Era ormai mezzanotte, e la mia opera stava per terminare. Avevo completato l’ottavo, il nono e il decimo strato. Avevo finita una parte dell’undicesimo e ultimo; non mi restava più da commettere e cementare che una sola pietra. Lottavo con il suo peso; la posai parzialmente nel suo posto designato. Ma ecco giungermi dalla nicchia un riso sommesso che mi fece rizzare i capelli in capo. A questo seguì una voce triste che ebbi difficoltà a riconoscere per quella del nobile Fortunato. La voce diceva:

– Ah! ah! ah! Ih! ih! ih! Gran bello scherzo davvero: una beffa magnifica. Ne faremo di risate a questo proposito al PALAZZO… Ih! ih! ih! A proposito del nostro vino… Ih! ih! ih!

– L’ Amontillado! – dissi.

– Ih! ih! ih! Ih! ih! ih!… Già l’Amontillado. Ma non si sta facendo tardi? Non ci staranno aspettando al PALAZZO, madonna Fortunato e gli altri? Andiamocene.

– Già, – dissi, – andiamocene.

– PER L’AMOR DI DIO, MONTRESOR!

– Già, – ripetei, – per l’amor di Dio! Ma attesi invano una risposta a queste parole. Divenni impaziente. Chiamai forte…

– Fortunato!

Nessuna risposta.
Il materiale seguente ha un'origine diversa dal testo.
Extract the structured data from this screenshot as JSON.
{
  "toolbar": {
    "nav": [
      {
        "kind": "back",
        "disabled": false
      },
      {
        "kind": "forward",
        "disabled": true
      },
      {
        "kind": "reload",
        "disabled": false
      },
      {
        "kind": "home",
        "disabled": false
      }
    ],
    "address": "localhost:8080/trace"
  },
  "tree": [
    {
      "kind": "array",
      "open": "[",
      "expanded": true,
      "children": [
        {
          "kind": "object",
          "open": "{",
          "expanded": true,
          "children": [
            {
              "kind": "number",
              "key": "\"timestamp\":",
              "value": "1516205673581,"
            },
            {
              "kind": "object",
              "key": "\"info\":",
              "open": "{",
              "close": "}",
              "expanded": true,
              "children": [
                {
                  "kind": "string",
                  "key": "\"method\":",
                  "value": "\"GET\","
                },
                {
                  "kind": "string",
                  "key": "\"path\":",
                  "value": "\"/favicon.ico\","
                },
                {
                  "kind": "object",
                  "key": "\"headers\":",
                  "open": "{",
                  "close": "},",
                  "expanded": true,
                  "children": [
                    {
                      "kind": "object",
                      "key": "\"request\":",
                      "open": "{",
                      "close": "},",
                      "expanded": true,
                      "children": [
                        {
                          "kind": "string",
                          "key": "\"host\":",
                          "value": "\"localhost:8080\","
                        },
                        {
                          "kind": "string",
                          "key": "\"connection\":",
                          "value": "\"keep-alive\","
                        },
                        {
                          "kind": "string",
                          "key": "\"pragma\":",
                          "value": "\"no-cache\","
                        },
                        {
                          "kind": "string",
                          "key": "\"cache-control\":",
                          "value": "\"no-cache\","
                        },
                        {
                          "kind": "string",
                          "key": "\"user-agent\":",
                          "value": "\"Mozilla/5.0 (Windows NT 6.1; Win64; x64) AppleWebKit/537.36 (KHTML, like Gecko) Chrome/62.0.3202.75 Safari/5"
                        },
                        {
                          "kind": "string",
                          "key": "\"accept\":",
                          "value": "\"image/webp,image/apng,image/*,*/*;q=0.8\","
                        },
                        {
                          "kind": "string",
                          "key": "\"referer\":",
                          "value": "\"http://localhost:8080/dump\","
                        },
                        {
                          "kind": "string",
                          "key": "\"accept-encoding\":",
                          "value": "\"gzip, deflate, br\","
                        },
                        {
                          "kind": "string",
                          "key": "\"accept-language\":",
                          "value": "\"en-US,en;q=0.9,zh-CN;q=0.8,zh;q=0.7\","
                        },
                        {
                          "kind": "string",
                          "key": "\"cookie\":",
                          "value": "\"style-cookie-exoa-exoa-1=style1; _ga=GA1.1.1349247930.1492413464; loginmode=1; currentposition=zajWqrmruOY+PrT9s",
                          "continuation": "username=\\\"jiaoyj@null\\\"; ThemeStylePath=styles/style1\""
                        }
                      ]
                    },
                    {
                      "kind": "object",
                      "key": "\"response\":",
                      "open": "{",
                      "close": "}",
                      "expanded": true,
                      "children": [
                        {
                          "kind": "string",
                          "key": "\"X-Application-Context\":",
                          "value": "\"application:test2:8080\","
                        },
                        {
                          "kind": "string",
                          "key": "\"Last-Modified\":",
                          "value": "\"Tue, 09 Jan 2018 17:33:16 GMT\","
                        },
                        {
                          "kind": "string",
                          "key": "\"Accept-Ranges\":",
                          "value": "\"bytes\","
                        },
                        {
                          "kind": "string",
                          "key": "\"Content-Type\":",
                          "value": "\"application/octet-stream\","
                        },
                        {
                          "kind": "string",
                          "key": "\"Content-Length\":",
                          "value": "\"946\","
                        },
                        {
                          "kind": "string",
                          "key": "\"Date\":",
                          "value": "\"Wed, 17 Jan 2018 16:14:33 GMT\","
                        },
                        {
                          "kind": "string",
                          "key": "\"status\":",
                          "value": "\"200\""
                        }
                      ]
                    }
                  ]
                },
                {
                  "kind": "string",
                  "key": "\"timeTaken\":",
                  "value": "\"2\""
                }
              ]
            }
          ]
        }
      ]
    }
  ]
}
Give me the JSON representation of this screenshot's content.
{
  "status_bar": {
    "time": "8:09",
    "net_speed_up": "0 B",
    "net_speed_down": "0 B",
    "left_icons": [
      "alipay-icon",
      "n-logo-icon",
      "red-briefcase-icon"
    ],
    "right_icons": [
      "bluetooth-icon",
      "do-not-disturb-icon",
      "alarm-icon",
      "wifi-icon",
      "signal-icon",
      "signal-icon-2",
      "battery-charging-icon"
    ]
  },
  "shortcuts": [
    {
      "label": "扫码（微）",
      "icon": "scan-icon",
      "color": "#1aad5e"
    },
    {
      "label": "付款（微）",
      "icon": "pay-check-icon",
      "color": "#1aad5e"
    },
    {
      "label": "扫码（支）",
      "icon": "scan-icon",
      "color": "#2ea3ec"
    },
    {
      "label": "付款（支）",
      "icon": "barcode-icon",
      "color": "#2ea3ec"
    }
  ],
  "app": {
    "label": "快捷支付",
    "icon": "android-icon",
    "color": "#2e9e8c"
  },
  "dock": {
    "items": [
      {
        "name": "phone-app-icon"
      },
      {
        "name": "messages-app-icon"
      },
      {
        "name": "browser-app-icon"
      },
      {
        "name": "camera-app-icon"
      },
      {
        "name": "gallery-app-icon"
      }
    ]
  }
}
Chiamai di nuovo… – Fortunato!

Ancora nessuna risposta. Infilai una torcia nel piccolo vano rimasto aperto e la lasciai cadere all’interno. Mi giunse in risposta soltanto un tintinnio di campanelli. Il mio cuore ebbe un brivido: era l’umidità delle catacombe che produceva in me quest’effetto. Mi affrettai a terminare la mia bisogna. A forza spinsi in sito l’ultima pietra e la cementai. Contro la nuova opera muraria rinnalzai l’antico contrafforte d’ossa.

Da mezzo secolo nessuna creatura mortale le ha più disturbate.

IN PACE REQUIESCANT.

 (1) Vino liquoroso, simile allo xeres, prodotto nelle città di Montilla e Moriles, nella Spagna meridionale.